Irvine beat No. 4 Kansas State Friday in San Jose, 70-64, by following the same formula that delivered the Anteaters to a 30-5 record and Big West championship: stingy on-ball defense that encourages the opponent to miss a lot of shots.

This is was one of my favorite upset picks before the tournament — in part because of Irvine’s defense, in part because K-State has struggled to shoot well all year, and in part because Irvine had just been really hot over the last few months:

Irvine seems to me like the best upset pick beyond the 12th seeds. The Anteaters haven’t lost since Jan. 16, and while you could fairly point out that they haven’t played anyone of note, I could in turn point out that Kansas State has a lousy offense and doesn’t make a lot of shots. Irvine’s a decent shooting team, and if the Anteaters get hot, it doesn’t take much imagination to see a bad K-State shooting game leading the Wildcats to big problems.

The betting public liked Irvine, too. According to the William Hill sportsbook, 67 percent of total tickets were on the Anteaters, who were around 6.5-point underdogs.
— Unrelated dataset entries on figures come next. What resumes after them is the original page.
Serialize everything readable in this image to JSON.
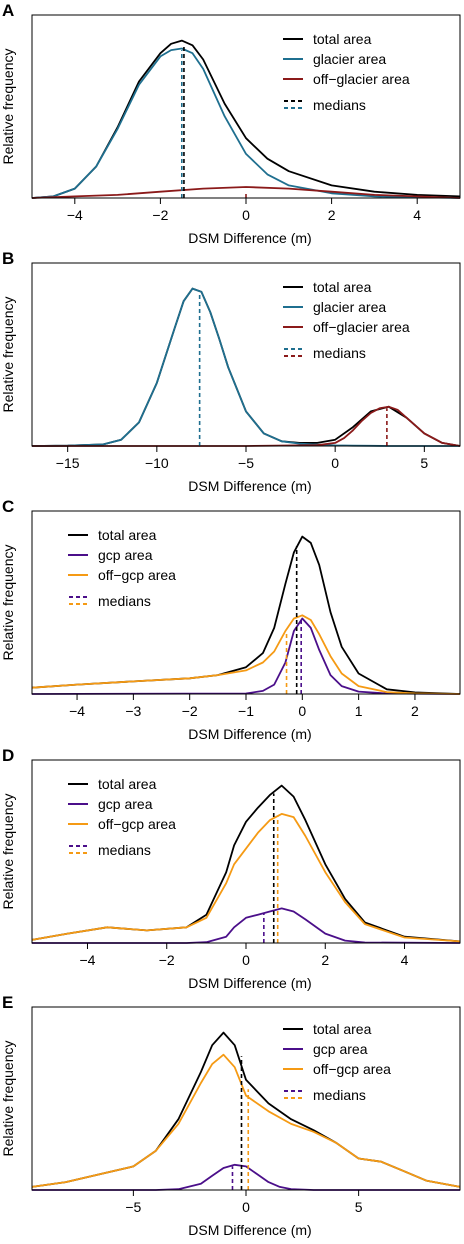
{
  "colors": {
    "total": "#000000",
    "glacier": "#1f6f8f",
    "off_glacier": "#8b1a1a",
    "gcp": "#4b0f8a",
    "off_gcp": "#f59a14"
  },
  "chart_data": [
    {
      "panel_letter": "A",
      "type": "line",
      "xlabel": "DSM Difference (m)",
      "ylabel": "Relative frequency",
      "xlim": [
        -5,
        5
      ],
      "ylim": [
        0,
        1
      ],
      "xticks": [
        -4,
        -2,
        0,
        2,
        4
      ],
      "xtick_labels": [
        "−4",
        "−2",
        "0",
        "2",
        "4"
      ],
      "y_axis_ticks": false,
      "legend_position": "top-right",
      "legend": [
        {
          "label": "total area",
          "series": "total"
        },
        {
          "label": "glacier area",
          "series": "glacier"
        },
        {
          "label": "off−glacier area",
          "series": "off_glacier"
        }
      ],
      "medians_label": "medians",
      "median_colors": [
        "total",
        "glacier"
      ],
      "series": [
        {
          "key": "total",
          "x": [
            -5,
            -4.5,
            -4,
            -3.5,
            -3,
            -2.5,
            -2,
            -1.75,
            -1.5,
            -1.25,
            -1,
            -0.5,
            0,
            0.5,
            1,
            2,
            3,
            4,
            5
          ],
          "y": [
            0,
            0.01,
            0.06,
            0.2,
            0.45,
            0.74,
            0.92,
            0.98,
            1,
            0.97,
            0.88,
            0.6,
            0.38,
            0.25,
            0.17,
            0.08,
            0.04,
            0.02,
            0.01
          ]
        },
        {
          "key": "glacier",
          "x": [
            -5,
            -4.5,
            -4,
            -3.5,
            -3,
            -2.5,
            -2,
            -1.75,
            -1.5,
            -1.25,
            -1,
            -0.5,
            0,
            0.5,
            1,
            2,
            3,
            4,
            5
          ],
          "y": [
            0,
            0.01,
            0.06,
            0.2,
            0.44,
            0.72,
            0.9,
            0.94,
            0.95,
            0.92,
            0.82,
            0.52,
            0.28,
            0.15,
            0.08,
            0.03,
            0.01,
            0.005,
            0
          ]
        },
        {
          "key": "off_glacier",
          "x": [
            -5,
            -4,
            -3,
            -2,
            -1,
            0,
            1,
            2,
            3,
            4,
            5
          ],
          "y": [
            0,
            0.01,
            0.02,
            0.04,
            0.06,
            0.07,
            0.06,
            0.04,
            0.02,
            0.01,
            0
          ]
        }
      ],
      "medians": [
        {
          "series": "total",
          "x": -1.45,
          "y": 0.97
        },
        {
          "series": "glacier",
          "x": -1.5,
          "y": 0.94
        },
        {
          "series": "off_glacier",
          "x": 0.0,
          "y": 0.04
        }
      ]
    },
    {
      "panel_letter": "B",
      "type": "line",
      "xlabel": "DSM Difference (m)",
      "ylabel": "Relative frequency",
      "xlim": [
        -17,
        7
      ],
      "ylim": [
        0,
        1
      ],
      "xticks": [
        -15,
        -10,
        -5,
        0,
        5
      ],
      "xtick_labels": [
        "−15",
        "−10",
        "−5",
        "0",
        "5"
      ],
      "y_axis_ticks": false,
      "legend_position": "top-right",
      "legend": [
        {
          "label": "total area",
          "series": "total"
        },
        {
          "label": "glacier area",
          "series": "glacier"
        },
        {
          "label": "off−glacier area",
          "series": "off_glacier"
        }
      ],
      "medians_label": "medians",
      "median_colors": [
        "glacier",
        "off_glacier"
      ],
      "series": [
        {
          "key": "total",
          "x": [
            -17,
            -15,
            -13,
            -12,
            -11,
            -10,
            -9,
            -8.5,
            -8,
            -7.5,
            -7,
            -6.5,
            -6,
            -5,
            -4,
            -3,
            -2,
            -1,
            0,
            1,
            2,
            3,
            4,
            5,
            6,
            7
          ],
          "y": [
            0,
            0.002,
            0.01,
            0.04,
            0.15,
            0.4,
            0.75,
            0.92,
            1,
            0.98,
            0.85,
            0.68,
            0.5,
            0.22,
            0.08,
            0.03,
            0.02,
            0.02,
            0.04,
            0.12,
            0.22,
            0.25,
            0.18,
            0.08,
            0.02,
            0
          ]
        },
        {
          "key": "glacier",
          "x": [
            -17,
            -15,
            -13,
            -12,
            -11,
            -10,
            -9,
            -8.5,
            -8,
            -7.5,
            -7,
            -6.5,
            -6,
            -5,
            -4,
            -3,
            -2,
            -1,
            0,
            1,
            2,
            3,
            7
          ],
          "y": [
            0,
            0.002,
            0.01,
            0.04,
            0.15,
            0.4,
            0.75,
            0.92,
            1,
            0.98,
            0.85,
            0.68,
            0.5,
            0.22,
            0.08,
            0.03,
            0.015,
            0.008,
            0.004,
            0.002,
            0.001,
            0,
            0
          ]
        },
        {
          "key": "off_glacier",
          "x": [
            -17,
            -5,
            -1,
            0,
            0.5,
            1,
            1.5,
            2,
            2.5,
            3,
            3.5,
            4,
            4.5,
            5,
            6,
            7
          ],
          "y": [
            0,
            0,
            0.005,
            0.02,
            0.05,
            0.1,
            0.16,
            0.21,
            0.24,
            0.25,
            0.23,
            0.18,
            0.13,
            0.08,
            0.02,
            0
          ]
        }
      ],
      "medians": [
        {
          "series": "glacier",
          "x": -7.6,
          "y": 0.97
        },
        {
          "series": "off_glacier",
          "x": 2.9,
          "y": 0.24
        }
      ]
    },
    {
      "panel_letter": "C",
      "type": "line",
      "xlabel": "DSM Difference (m)",
      "ylabel": "Relative frequency",
      "xlim": [
        -4.8,
        2.8
      ],
      "ylim": [
        0,
        1
      ],
      "xticks": [
        -4,
        -3,
        -2,
        -1,
        0,
        1,
        2
      ],
      "xtick_labels": [
        "−4",
        "−3",
        "−2",
        "−1",
        "0",
        "1",
        "2"
      ],
      "y_axis_ticks": false,
      "legend_position": "top-left",
      "legend": [
        {
          "label": "total area",
          "series": "total"
        },
        {
          "label": "gcp area",
          "series": "gcp"
        },
        {
          "label": "off−gcp area",
          "series": "off_gcp"
        }
      ],
      "medians_label": "medians",
      "median_colors": [
        "gcp",
        "off_gcp"
      ],
      "series": [
        {
          "key": "total",
          "x": [
            -4.8,
            -4,
            -3,
            -2,
            -1.5,
            -1,
            -0.7,
            -0.5,
            -0.3,
            -0.15,
            0,
            0.15,
            0.3,
            0.5,
            0.7,
            1,
            1.5,
            2,
            2.8
          ],
          "y": [
            0.04,
            0.06,
            0.08,
            0.1,
            0.12,
            0.17,
            0.26,
            0.42,
            0.7,
            0.9,
            1,
            0.96,
            0.82,
            0.52,
            0.3,
            0.13,
            0.03,
            0.01,
            0
          ]
        },
        {
          "key": "gcp",
          "x": [
            -4.8,
            -1,
            -0.7,
            -0.5,
            -0.3,
            -0.15,
            0,
            0.15,
            0.3,
            0.5,
            0.7,
            1,
            1.5,
            2.8
          ],
          "y": [
            0,
            0.003,
            0.02,
            0.06,
            0.2,
            0.4,
            0.48,
            0.42,
            0.28,
            0.12,
            0.05,
            0.015,
            0.003,
            0
          ]
        },
        {
          "key": "off_gcp",
          "x": [
            -4.8,
            -4,
            -3,
            -2,
            -1.5,
            -1,
            -0.7,
            -0.5,
            -0.3,
            -0.15,
            0,
            0.15,
            0.3,
            0.5,
            0.7,
            1,
            1.5,
            2,
            2.8
          ],
          "y": [
            0.04,
            0.06,
            0.08,
            0.1,
            0.12,
            0.15,
            0.2,
            0.27,
            0.4,
            0.48,
            0.5,
            0.47,
            0.38,
            0.24,
            0.13,
            0.05,
            0.012,
            0.004,
            0
          ]
        }
      ],
      "medians": [
        {
          "series": "total",
          "x": -0.1,
          "y": 0.94
        },
        {
          "series": "gcp",
          "x": -0.02,
          "y": 0.47
        },
        {
          "series": "off_gcp",
          "x": -0.28,
          "y": 0.4
        }
      ]
    },
    {
      "panel_letter": "D",
      "type": "line",
      "xlabel": "DSM Difference (m)",
      "ylabel": "Relative frequency",
      "xlim": [
        -5.4,
        5.4
      ],
      "ylim": [
        0,
        1
      ],
      "xticks": [
        -4,
        -2,
        0,
        2,
        4
      ],
      "xtick_labels": [
        "−4",
        "−2",
        "0",
        "2",
        "4"
      ],
      "y_axis_ticks": false,
      "legend_position": "top-left",
      "legend": [
        {
          "label": "total area",
          "series": "total"
        },
        {
          "label": "gcp area",
          "series": "gcp"
        },
        {
          "label": "off−gcp area",
          "series": "off_gcp"
        }
      ],
      "medians_label": "medians",
      "median_colors": [
        "gcp",
        "off_gcp"
      ],
      "series": [
        {
          "key": "total",
          "x": [
            -5.4,
            -4.5,
            -3.5,
            -2.5,
            -1.5,
            -1,
            -0.5,
            -0.3,
            0,
            0.3,
            0.6,
            0.9,
            1.2,
            1.5,
            2,
            2.5,
            3,
            4,
            5.4
          ],
          "y": [
            0.02,
            0.06,
            0.1,
            0.08,
            0.1,
            0.18,
            0.45,
            0.62,
            0.77,
            0.86,
            0.94,
            1,
            0.93,
            0.78,
            0.5,
            0.28,
            0.13,
            0.04,
            0.01
          ]
        },
        {
          "key": "gcp",
          "x": [
            -5.4,
            -1.5,
            -1,
            -0.5,
            -0.3,
            0,
            0.3,
            0.6,
            0.9,
            1.2,
            1.5,
            2,
            2.5,
            3,
            5.4
          ],
          "y": [
            0,
            0,
            0.005,
            0.04,
            0.1,
            0.16,
            0.18,
            0.2,
            0.22,
            0.2,
            0.15,
            0.06,
            0.015,
            0.003,
            0
          ]
        },
        {
          "key": "off_gcp",
          "x": [
            -5.4,
            -4.5,
            -3.5,
            -2.5,
            -1.5,
            -1,
            -0.5,
            -0.3,
            0,
            0.3,
            0.6,
            0.9,
            1.2,
            1.5,
            2,
            2.5,
            3,
            4,
            5.4
          ],
          "y": [
            0.02,
            0.06,
            0.1,
            0.08,
            0.1,
            0.16,
            0.38,
            0.5,
            0.6,
            0.7,
            0.78,
            0.82,
            0.8,
            0.68,
            0.45,
            0.26,
            0.12,
            0.035,
            0.01
          ]
        }
      ],
      "medians": [
        {
          "series": "total",
          "x": 0.7,
          "y": 0.95
        },
        {
          "series": "gcp",
          "x": 0.45,
          "y": 0.19
        },
        {
          "series": "off_gcp",
          "x": 0.8,
          "y": 0.81
        }
      ]
    },
    {
      "panel_letter": "E",
      "type": "line",
      "xlabel": "DSM Difference (m)",
      "ylabel": "Relative frequency",
      "xlim": [
        -9.5,
        9.5
      ],
      "ylim": [
        0,
        1
      ],
      "xticks": [
        -5,
        0,
        5
      ],
      "xtick_labels": [
        "−5",
        "0",
        "5"
      ],
      "y_axis_ticks": false,
      "legend_position": "top-right",
      "legend": [
        {
          "label": "total area",
          "series": "total"
        },
        {
          "label": "gcp area",
          "series": "gcp"
        },
        {
          "label": "off−gcp area",
          "series": "off_gcp"
        }
      ],
      "medians_label": "medians",
      "median_colors": [
        "gcp",
        "off_gcp"
      ],
      "series": [
        {
          "key": "total",
          "x": [
            -9.5,
            -8,
            -6.5,
            -5,
            -4,
            -3,
            -2,
            -1.5,
            -1,
            -0.5,
            0,
            1,
            2,
            3,
            4,
            5,
            6,
            7,
            8,
            9.5
          ],
          "y": [
            0.02,
            0.05,
            0.1,
            0.15,
            0.25,
            0.45,
            0.75,
            0.92,
            1,
            0.92,
            0.7,
            0.55,
            0.45,
            0.38,
            0.3,
            0.2,
            0.18,
            0.12,
            0.06,
            0.02
          ]
        },
        {
          "key": "gcp",
          "x": [
            -9.5,
            -4,
            -3,
            -2,
            -1.5,
            -1,
            -0.5,
            0,
            0.5,
            1,
            1.5,
            2,
            3,
            9.5
          ],
          "y": [
            0,
            0,
            0.005,
            0.04,
            0.09,
            0.14,
            0.16,
            0.15,
            0.1,
            0.05,
            0.02,
            0.006,
            0,
            0
          ]
        },
        {
          "key": "off_gcp",
          "x": [
            -9.5,
            -8,
            -6.5,
            -5,
            -4,
            -3,
            -2,
            -1.5,
            -1,
            -0.5,
            0,
            1,
            2,
            3,
            4,
            5,
            6,
            7,
            8,
            9.5
          ],
          "y": [
            0.02,
            0.05,
            0.1,
            0.15,
            0.25,
            0.42,
            0.68,
            0.8,
            0.86,
            0.78,
            0.6,
            0.5,
            0.42,
            0.37,
            0.3,
            0.2,
            0.18,
            0.12,
            0.06,
            0.02
          ]
        }
      ],
      "medians": [
        {
          "series": "total",
          "x": -0.2,
          "y": 0.85
        },
        {
          "series": "gcp",
          "x": -0.6,
          "y": 0.15
        },
        {
          "series": "off_gcp",
          "x": 0.1,
          "y": 0.64
        }
      ]
    }
  ]
}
Kansas State was a bad shooting team. The Wildcats entered 231st in Division I in effective field goal percentage, a metric that weighs three-pointers as 50 percent more valuable than twos. Bruce Weber’s team didn’t have a single standout shooter, which left the Wildcats obviously vulnerable against the nation’s best two-point defense by field goal percentage.

Meanwhile, the Anteaters’ defense entered at No. 5 in the same stat.

Sure enough: K-State shot 37.3 percent from the field and 29.6 percent from three.

Irvine’s a Cinderella, technically, but should be considered dangerous enough to make a real run.

The key is the Anteaters’ defense.

How the rest of the West shakes out is unclear. But the region is loaded with teams that don’t shoot the rock that well. Their next opponent will be either No. 5 Wisconsin or No. 12 Oregon, neither of which is better than 126th in DI in eFG%. If they can win that game, they might face Virginia, whose shooting (and various other) problems in March have been documented more meticulously than any other program in the sport’s. Or maybe it’ll face Oklahoma, which sits 175th in eFG%. Whoever it is won’t be an elite shooting team.

Irvine is going to be smaller than the teams it faces the rest of the way, which might make it susceptible to a lot of offensive rebounds. The defense rarely forces turnovers. But it’s great at causing opponents to miss shots, and the teams hanging nearby in the West are not especially good at making them. That’s why it wasn’t a surprise to see Irvine beat a nominally superior K-State, and why it shouldn’t be a surprise if the run isn’t over.

It’s not just the defense. Irvine has a few guys who can really score.

Guard Evan Leonard, who stands 6’1, was the star against K-State, scoring 19 points on just seven shots from the field, thanks to a 9-for-9 showing at the foul line.

Fellow guards Max Hazzard and Robert Cartwright are generally efficient scorers, Hazzard in particular. Both of them shot a lot of bricks against K-State, as they went a combined 9-for-25 from the field for 25 points. Fortunately, all five of Hazzard’s makes (on 14 shots) were triples. But both of them can be better than they were in the first round.

And to go with all of UC Irvine’s strengths, the region seems like a strong fit.

Don’t be at all surprised if this team plays in the Sweet 16 or Elite Eight.